Call centers can generate a lot of data, but it’s useless unless companies are willing to measure the right data and act on it, according to Domo CEO Steve Wellen.

“Ten years ago, no one wanted to call your customer service number. Contact centers existed out of necessity, but deriving real value from them was tedious,” Wellen wrote in a company blog post.

He pointed to companies like the Amazon-owned Zappos where customers actually stayed on the line because they wanted to, not just because they were put on hold.

These days, just about every interaction a customer service agent has with a caller is measured and captured. With large call centers, the sheer volume of data that agents generate can prevent a company from taking effective action with it. All of the metrics can lead to “data overload.

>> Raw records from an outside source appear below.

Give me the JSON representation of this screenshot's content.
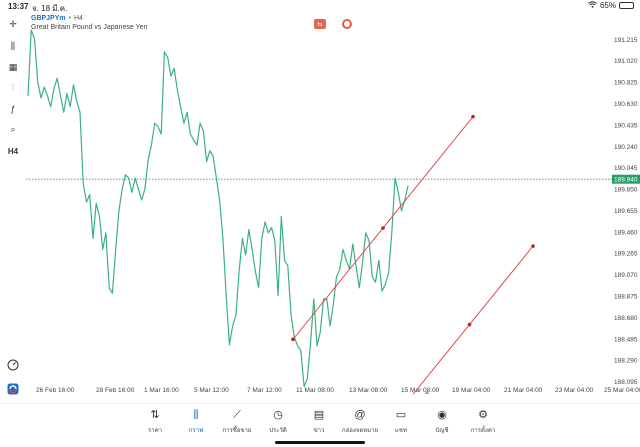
{
  "status": {
    "time": "13:37",
    "date": "จ. 18 มี.ค.",
    "battery": "65%",
    "battery_level": 0.65
  },
  "chart_header": {
    "symbol": "GBPJPYm",
    "separator": "•",
    "timeframe": "H4",
    "description": "Great Britain Pound vs Japanese Yen"
  },
  "left_tools": [
    {
      "name": "crosshair-icon",
      "glyph": "✛"
    },
    {
      "name": "candles-icon",
      "glyph": "⫼"
    },
    {
      "name": "indicators-icon",
      "glyph": "▦"
    },
    {
      "name": "sliders-icon",
      "glyph": "⫶"
    },
    {
      "name": "function-icon",
      "glyph": "ƒ"
    },
    {
      "name": "shapes-icon",
      "glyph": "⌕"
    },
    {
      "name": "timeframe-label",
      "glyph": "H4"
    }
  ],
  "chart_data": {
    "type": "line",
    "symbol": "GBPJPYm",
    "timeframe": "H4",
    "current_price": "189.940",
    "y_ticks": [
      "191.215",
      "191.020",
      "190.825",
      "190.630",
      "190.435",
      "190.240",
      "190.045",
      "189.850",
      "189.655",
      "189.460",
      "189.265",
      "189.070",
      "188.875",
      "188.680",
      "188.485",
      "188.290",
      "188.095"
    ],
    "x_ticks": [
      "26 Feb 16:00",
      "28 Feb 16:00",
      "1 Mar 16:00",
      "5 Mar 12:00",
      "7 Mar 12:00",
      "11 Mar 08:00",
      "13 Mar 08:00",
      "15 Mar 08:00",
      "19 Mar 04:00",
      "21 Mar 04:00",
      "23 Mar 04:00",
      "25 Mar 04:00"
    ],
    "ylim": [
      188.0,
      191.3
    ],
    "price_values": [
      190.7,
      191.3,
      191.22,
      190.83,
      190.68,
      190.78,
      190.7,
      190.6,
      190.77,
      190.86,
      190.7,
      190.55,
      190.72,
      190.6,
      190.8,
      190.65,
      190.55,
      189.9,
      189.73,
      189.8,
      189.4,
      189.72,
      189.6,
      189.3,
      189.45,
      188.95,
      188.9,
      189.3,
      189.65,
      189.85,
      189.98,
      189.95,
      189.82,
      189.95,
      189.85,
      189.75,
      189.85,
      190.12,
      190.25,
      190.45,
      190.42,
      190.35,
      191.1,
      191.05,
      190.88,
      190.95,
      190.75,
      190.6,
      190.45,
      190.55,
      190.35,
      190.3,
      190.25,
      190.45,
      190.38,
      190.1,
      190.2,
      190.15,
      189.95,
      189.75,
      189.4,
      188.9,
      188.43,
      188.6,
      188.7,
      189.1,
      189.4,
      189.25,
      189.48,
      189.3,
      189.1,
      188.95,
      189.4,
      189.55,
      189.45,
      189.5,
      189.38,
      188.88,
      189.6,
      189.2,
      189.15,
      188.7,
      188.5,
      188.42,
      188.38,
      188.05,
      188.12,
      188.45,
      188.85,
      188.42,
      188.55,
      188.85,
      188.85,
      188.6,
      188.8,
      189.05,
      189.12,
      189.3,
      189.2,
      189.12,
      189.35,
      189.15,
      188.95,
      189.18,
      189.45,
      189.38,
      189.05,
      189.0,
      189.2,
      188.92,
      188.98,
      189.08,
      189.45,
      189.95,
      189.82,
      189.65,
      189.75,
      189.88
    ],
    "trend_lines": [
      {
        "x_start": "11 Mar 00:00",
        "y_start": 188.48,
        "x_end": "18 Mar 16:00",
        "y_end": 190.51
      },
      {
        "x_start": "15 Mar 20:00",
        "y_start": 187.9,
        "x_end": "21 Mar 08:00",
        "y_end": 189.33
      }
    ],
    "price_line_color": "#3cb082",
    "trend_line_color": "#e03c3c",
    "ask_line_color": "#2a9d6a"
  },
  "bottom_nav": [
    {
      "id": "quotes",
      "label": "ราคา",
      "icon": "arrows-icon",
      "glyph": "⇅",
      "active": false
    },
    {
      "id": "chart",
      "label": "กราฟ",
      "icon": "candles-icon",
      "glyph": "⫼",
      "active": true
    },
    {
      "id": "trade",
      "label": "การซื้อขาย",
      "icon": "trade-chart-icon",
      "glyph": "⟋",
      "active": false
    },
    {
      "id": "history",
      "label": "ประวัติ",
      "icon": "history-icon",
      "glyph": "◷",
      "active": false
    },
    {
      "id": "news",
      "label": "ข่าว",
      "icon": "news-icon",
      "glyph": "▤",
      "active": false
    },
    {
      "id": "mailbox",
      "label": "กล่องจดหมาย",
      "icon": "at-icon",
      "glyph": "@",
      "active": false
    },
    {
      "id": "chat",
      "label": "แชท",
      "icon": "chat-icon",
      "glyph": "▭",
      "active": false
    },
    {
      "id": "account",
      "label": "บัญชี",
      "icon": "account-icon",
      "glyph": "◉",
      "active": false
    },
    {
      "id": "settings",
      "label": "การตั้งค่า",
      "icon": "gear-icon",
      "glyph": "⚙",
      "active": false
    }
  ]
}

For Wellen, this is where a little planning before implementing call center analytics can go a long way.

He proposes that businesses consider three steps before implementing data methods. First they should have clear business goals. Second, they should have clear strategies and actions that will help them achieve these goals. Finally, they should choose the right metrics that show incremental progress toward their goals.

“The process sounds simple—even simplistic. But it’s the small steps that help you keep your data in perspective and drive real value,” Wellen wrote. “These steps help you make better decisions about which data sources you need in order to measure real impact. Once you narrow down your data, you can amplify the impact that it has on your organization.”

The next step for Wellen is getting the data to the right people so they can take action. He’s not exactly unbiased, as his company depends on visualizing data. He still pointed out that customer service representatives need data as much as managers to do their jobs effectively.